I've been very, very lucky throughout my life. I haven't (knock on wood) experienced any major injuries, and the only bone I've broken has been my little toe. It did hurt, but it wasn't life-changing. Other than that, I've had aches and pains, but I wouldn't say that I've ever truly suffered. As a result, I've been woefully unprepared for real pain. And I finally had a taste of it this weekend. I'm still in the process of finding out what the issue is; and I am now living in terror of repeating the episode I suffered through this past Saturday night. All I know is that I had never imagined that pain could be so intense without causing someone to pass out. I literally thought I was dying for an hour or so; after that, I didn't care if I was. I was in utter agony...I felt like someone was stabbing his way out of my ribcage and back. Yes, I should have called 911...but when you are alone in the middle of the night, in excruciating pain, calling 911 makes everything so real. I kept trying to tell myself that I just had the worst case of heartburn of all time, because I'd rather suffer alone and convince myself that nothing was really wrong, and that whatever was going on would resolve on its own. I was an idiot; if you are reading this and ever wake up in blinding pain, CALL AN AMBULANCE.
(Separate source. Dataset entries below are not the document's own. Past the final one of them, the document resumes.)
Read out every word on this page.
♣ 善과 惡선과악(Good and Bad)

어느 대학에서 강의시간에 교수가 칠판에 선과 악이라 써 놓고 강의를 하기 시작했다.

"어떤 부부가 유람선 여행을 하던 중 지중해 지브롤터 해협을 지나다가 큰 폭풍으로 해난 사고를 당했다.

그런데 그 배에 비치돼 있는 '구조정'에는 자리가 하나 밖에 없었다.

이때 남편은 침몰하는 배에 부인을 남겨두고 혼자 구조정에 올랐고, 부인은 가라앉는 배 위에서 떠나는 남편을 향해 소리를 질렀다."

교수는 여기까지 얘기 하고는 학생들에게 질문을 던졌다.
After 8 hours of this, the pain slowly began to ebb. I passed out into my sweat-soaked pillow and prayed to God that (a) I would live, and (b) I would never have to feel this way again in my life. Sadly, I was willing to take b over a. I couldn't imagine ever going through that again. Even now, thinking about it, I just started sweating with leftover fear.
The point of this blog isn't to bitch and moan about my night of misery...well, maybe a little. Give me a break, I'm still having flashbacks of that night. But aside from that, I finally "get" something that has frustrated me for years: I understand our forgiving mental state when it comes to severe pain. Oh, I understood this in theory, but it's quite different when it happens to you. For years, I have seen people who can barely function due to their pain making significant strides toward living a comfortable life. And then, as I happily bring up how far they have come, I get that blank look and a shrug. "Yeah, I guess I feel better than I used to, but my pain wasn't all that bad in the first place."
I will point out that on their first visit, they were a 10/10 pain-wise. Now, they are a 3/10. And I always get a look of confusion. "Oh yeah...I guess I was pretty bad back then. I just couldn't really remember..."
When I first started out in practice, I used to get slightly annoyed over this, thinking that this seemed pretty damned ungrateful. Not necessarily toward me, but just in general; if you are sick, and then become well, shouldn't you be happy about it? If you're not, well, maybe you're just a negative person who can't appreciate being healthy. That was how I saw it.
Then, as time went on, I realized that this attitude was more of a disconnect of perception than anything else. Pain is so subjective, it is impossible to quantify it accurately, and more impossible still to recreate the experience emotionally after it is over. Pain ends, you forget. You can remember that it was awful, that it was sharp/stabbing/achy...but to really remember it you have to bring yourself back to a place of physical experience, and you simply can't do that. Or maybe you can, but why would you want to?
So, tonight, I am sitting in my office, still in fear. My mid-back is aching, and I'm terrified that this is a precursor to another episode. I remember the pain and the fear, but try as I might I can't really remember just how badly I felt the other night. It's hazy, like a dream. A mercy, I suppose...and a testament to the flexibility of perception.
P.S. The photo with this blog has nothing to do with pain. It's my cat, Niko. I didn't feel like searching for a picture of someone in pain, because I'm lazy. Also, he followed me around all night when I thought I was dying, so he's earned a place in tonight's blog!